Nous quittons les degrés du Temple et la liturgie… Mais nous restons en poésie et même avec « le plus beau des chants », Shîr hashshîrim, en hébreu, Asma asmatôn, selon le grec de la Septante, oeuvre, peut-être, d’une poétesse au 5ème siècle avant notre ère : entrecoupé de dialogues et de descriptions lyriques, le livret décline, sans trame narrative évidente, un seul thème, l’amour. Dans l’ignorance de tout moralisme, de toute subordination ou captation mutuelles, de toute culpabilité, de toute tutelle paternelle, de toute référence au lien matrimonial et à la reproduction, même si la dimension nuptiale, symbolisée par le sceau, est indiscutable en cet épithalame paradoxal.
Au vu des accents profanes et érotiques du Cantique, de rudes bagarres ont précédé son entrée dans le canon des Ecritures et celle-ci fut rendue possible grâce à l’attribution salomonienne (fictive) et à la lecture allégorique qu’en firent les rabbins : une célébration des noces mystiques de Yahvé avec son peuple, Israël ; les chrétiens y verront la relation amoureuse du Christ avec son Eglise.

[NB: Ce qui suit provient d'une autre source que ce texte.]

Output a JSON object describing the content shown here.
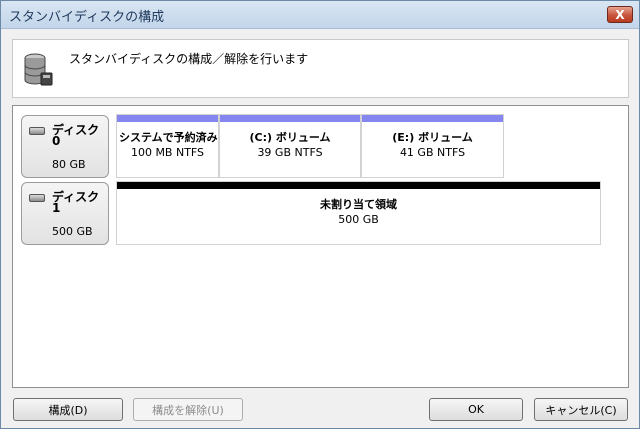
{
  "window": {
    "title": "スタンバイディスクの構成",
    "close_label": "X"
  },
  "header": {
    "description": "スタンバイディスクの構成／解除を行います",
    "icon": "database-disk-icon"
  },
  "disks": [
    {
      "name": "ディスク 0",
      "size": "80 GB",
      "partitions": [
        {
          "name": "システムで予約済み",
          "info": "100 MB NTFS",
          "bar_color": "#8686f0"
        },
        {
          "name": "(C:) ボリューム",
          "info": "39 GB NTFS",
          "bar_color": "#8686f0"
        },
        {
          "name": "(E:) ボリューム",
          "info": "41 GB NTFS",
          "bar_color": "#8686f0"
        }
      ]
    },
    {
      "name": "ディスク 1",
      "size": "500 GB",
      "partitions": [
        {
          "name": "未割り当て領域",
          "info": "500 GB",
          "bar_color": "#000000"
        }
      ]
    }
  ],
  "buttons": {
    "configure": "構成(D)",
    "release": "構成を解除(U)",
    "ok": "OK",
    "cancel": "キャンセル(C)"
  }
}
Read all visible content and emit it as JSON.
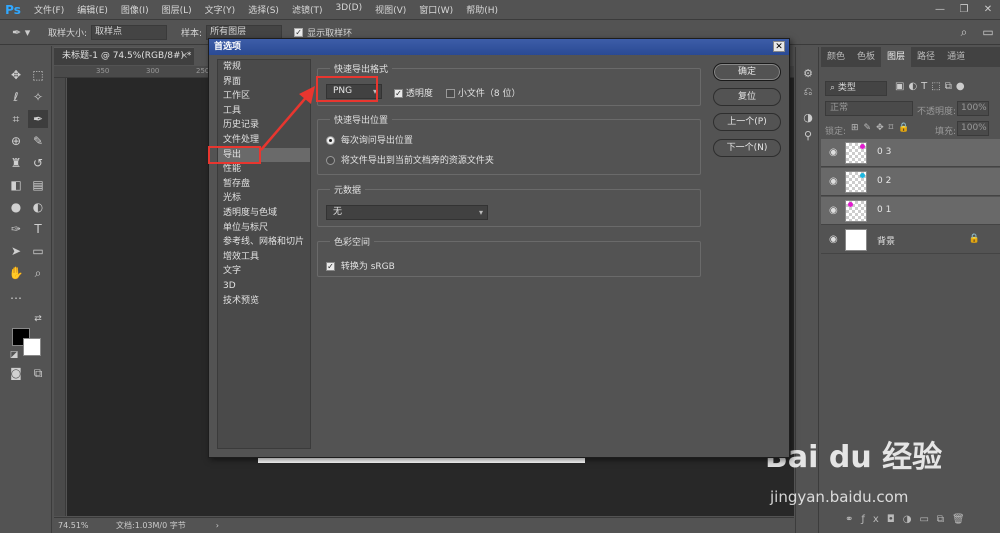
{
  "app": {
    "logo": "Ps",
    "menu": [
      "文件(F)",
      "编辑(E)",
      "图像(I)",
      "图层(L)",
      "文字(Y)",
      "选择(S)",
      "滤镜(T)",
      "3D(D)",
      "视图(V)",
      "窗口(W)",
      "帮助(H)"
    ],
    "window_controls": [
      "—",
      "❐",
      "✕"
    ]
  },
  "options_bar": {
    "sample_size_label": "取样大小:",
    "sample_size_value": "取样点",
    "sample_label": "样本:",
    "sample_value": "所有图层",
    "show_ring_label": "显示取样环"
  },
  "document": {
    "tab_title": "未标题-1 @ 74.5%(RGB/8#) *",
    "ruler_ticks": [
      "350",
      "300",
      "250"
    ],
    "zoom": "74.51%",
    "doc_info": "文档:1.03M/0 字节"
  },
  "dialog": {
    "title": "首选项",
    "categories": [
      "常规",
      "界面",
      "工作区",
      "工具",
      "历史记录",
      "文件处理",
      "导出",
      "性能",
      "暂存盘",
      "光标",
      "透明度与色域",
      "单位与标尺",
      "参考线、网格和切片",
      "增效工具",
      "文字",
      "3D",
      "技术预览"
    ],
    "active_category": "导出",
    "quick_export_format": {
      "legend": "快速导出格式",
      "format": "PNG",
      "transparency_label": "透明度",
      "transparency_checked": true,
      "small_file_label": "小文件（8 位）",
      "small_file_checked": false
    },
    "quick_export_location": {
      "legend": "快速导出位置",
      "option_ask": "每次询问导出位置",
      "option_assets": "将文件导出到当前文档旁的资源文件夹",
      "selected": "option_ask"
    },
    "metadata": {
      "legend": "元数据",
      "value": "无"
    },
    "color_space": {
      "legend": "色彩空间",
      "convert_label": "转换为 sRGB",
      "convert_checked": true
    },
    "buttons": {
      "ok": "确定",
      "reset": "复位",
      "prev": "上一个(P)",
      "next": "下一个(N)"
    }
  },
  "layers_panel": {
    "tabs": [
      "颜色",
      "色板",
      "图层",
      "路径",
      "通道"
    ],
    "active_tab": "图层",
    "filter_kind": "类型",
    "blend_mode": "正常",
    "opacity_label": "不透明度:",
    "opacity_value": "100%",
    "lock_label": "锁定:",
    "fill_label": "填充:",
    "fill_value": "100%",
    "layers": [
      {
        "name": "0 3",
        "selected": true
      },
      {
        "name": "0 2",
        "selected": true
      },
      {
        "name": "0 1",
        "selected": true
      },
      {
        "name": "背景",
        "selected": false
      }
    ]
  },
  "watermark": {
    "brand": "Bai du 经验",
    "url": "jingyan.baidu.com"
  },
  "colors": {
    "annotation_red": "#e8362f",
    "dialog_title_blue": "#2a4a94",
    "ui_gray": "#535353"
  }
}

Le texte n’en est pas moins intemporel et universel si bien qu’en lecteurs d’aujourd’hui, nous tenterons, sans nullement contester la validité d’autres approches, d’en saisir la vérité anthropologique et nous nous attacherons à sa lettre, nous autorisant à écouter ces voix alternées, à lire ce recueil pour ce qu’il énonce superbement : une suite de « fragments du discours amoureux » entre un homme et une femme, différents et égaux, dont l’existence est vécue sur le mode de l’échange. « Je » et « Tu », « Elle » et « Lui », les amants du poème, comme nous êtres sexués et êtres de parole, nous tendent un miroir, porteur du mystère de l’amour humain, avec ses élans, ses espoirs, ses déceptions, ses absences, ses émerveillements, ses retrouvailles. Ils nous invitent à interroger la qualité de notre propre rapport à l’autre, notre façon, tour à tour réussie, rêvée, désirée, inquiète, de nous entre-tenir.